ALL SOLID STATE BATTERY (전고체 배터리)

Overview

An all-solid-state battery refers to a battery where all components, including the electrolyte, are solid. Like lithium-ion batteries, which are a type of rechargeable battery, all-solid-state batteries consist of two metal electrodes (cathode and anode) and an electrolyte that fills the space between them. While traditional rechargeable batteries use a liquid electrolyte, all-solid-state batteries use a solid electrolyte. Solid electrolytes are expected to enable higher capacity and higher output batteries compared to lithium-ion batteries. Using a solid electrolyte offers safety advantages over lithium-ion batteries, making all-solid-state batteries attractive for electric vehicles and other applications. Various companies are currently competing to develop and mass-produce these batteries due to their numerous potential advantages.

Working Mechanism

All-solid-state batteries operate on a mechanism similar to lithium-ion batteries, where ions moving through the electrolyte between the cathode and anode generate an electric current. The key difference lies in the use of a solid electrolyte. Research on all-solid-state batteries focuses on developing suitable solid materials.

Components of All Solid State Batteries

The components of all-solid-state batteries include a metal lithium anode and an oxide or sulfide cathode. The solid electrolyte serves as an ideal separator, allowing only lithium ions to pass through. This design potentially resolves many issues associated with current liquid electrolyte lithium-ion batteries, such as flammability, limited voltage range, unstable solid-electrolyte interfaces, poor cycling performance, and mechanical strength.

Features of All Solid State Batteries

1. Safety: Solid electrolytes are non-flammable, reducing the risk of fire compared to liquid electrolytes.
2. Higher Energy Density: Fewer safety systems are needed, allowing for increased energy density at the module or cell pack level.
3. Stability: The solid structure offers enhanced stability and maintains its shape even if the electrolyte is damaged.
4. Efficiency: Solid-state batteries can achieve up to 20-30% of the energy density of batteries using liquid electrolytes. They offer high weight and volume energy density, long life, excellent flexibility, and low weight, making them suitable for a variety of applications.

Applications of All Solid State Batteries

Electric Vehicles (EVs)

Hybrid and plug-in electric vehicles currently use various battery technologies, including lithium-ion (Li-ion), nickel-metal hydride (NiMH), lead-acid, and electric double-layer capacitors (Ultra Capacitors).
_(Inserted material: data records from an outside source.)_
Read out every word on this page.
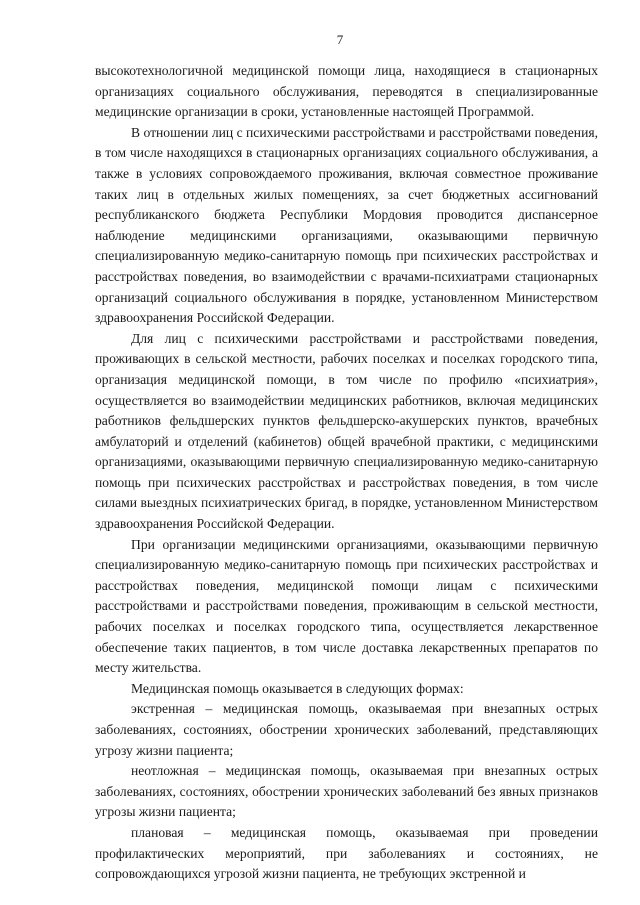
7

высокотехнологичной медицинской помощи лица, находящиеся в стационарных организациях социального обслуживания, переводятся в специализированные медицинские организации в сроки, установленные настоящей Программой.

В отношении лиц с психическими расстройствами и расстройствами поведения, в том числе находящихся в стационарных организациях социального обслуживания, а также в условиях сопровождаемого проживания, включая совместное проживание таких лиц в отдельных жилых помещениях, за счет бюджетных ассигнований республиканского бюджета Республики Мордовия проводится диспансерное наблюдение медицинскими организациями, оказывающими первичную специализированную медико-санитарную помощь при психических расстройствах и расстройствах поведения, во взаимодействии с врачами-психиатрами стационарных организаций социального обслуживания в порядке, установленном Министерством здравоохранения Российской Федерации.

Для лиц с психическими расстройствами и расстройствами поведения, проживающих в сельской местности, рабочих поселках и поселках городского типа, организация медицинской помощи, в том числе по профилю «психиатрия», осуществляется во взаимодействии медицинских работников, включая медицинских работников фельдшерских пунктов фельдшерско-акушерских пунктов, врачебных амбулаторий и отделений (кабинетов) общей врачебной практики, с медицинскими организациями, оказывающими первичную специализированную медико-санитарную помощь при психических расстройствах и расстройствах поведения, в том числе силами выездных психиатрических бригад, в порядке, установленном Министерством здравоохранения Российской Федерации.

При организации медицинскими организациями, оказывающими первичную специализированную медико-санитарную помощь при психических расстройствах и расстройствах поведения, медицинской помощи лицам с психическими расстройствами и расстройствами поведения, проживающим в сельской местности, рабочих поселках и поселках городского типа, осуществляется лекарственное обеспечение таких пациентов, в том числе доставка лекарственных препаратов по месту жительства.

Медицинская помощь оказывается в следующих формах:

экстренная – медицинская помощь, оказываемая при внезапных острых заболеваниях, состояниях, обострении хронических заболеваний, представляющих угрозу жизни пациента;

неотложная – медицинская помощь, оказываемая при внезапных острых заболеваниях, состояниях, обострении хронических заболеваний без явных признаков угрозы жизни пациента;

плановая – медицинская помощь, оказываемая при проведении профилактических мероприятий, при заболеваниях и состояниях, не сопровождающихся угрозой жизни пациента, не требующих экстренной и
Li-ion batteries dominate the market due to their superior energy density. However, they still lag behind fossil fuels (gasoline and diesel) in energy and refueling efficiency, as EVs take much longer to recharge compared to refueling a gas tank.

Wearables

The high energy density and performance in harsh environments make all-solid-state batteries promising for realizing smaller, more reliable new wearable devices.

Space Equipment

In March 2021, Hitachi Zosen Corporation announced a solid-state battery with one of the industry's highest capacities and a broad operating temperature range, making it potentially suitable for harsh environments like space. In February 2022, a test mission began, and by August, the Japan Aerospace Exploration Agency (JAXA) announced that the solid-state battery operated correctly in space, powering camera equipment in the Japanese Experiment Module Kibo on the International Space Station (ISS).

Industrial Machinery

With long life and excellent heat resistance, all-solid-state batteries are expected to be used in harsh environments.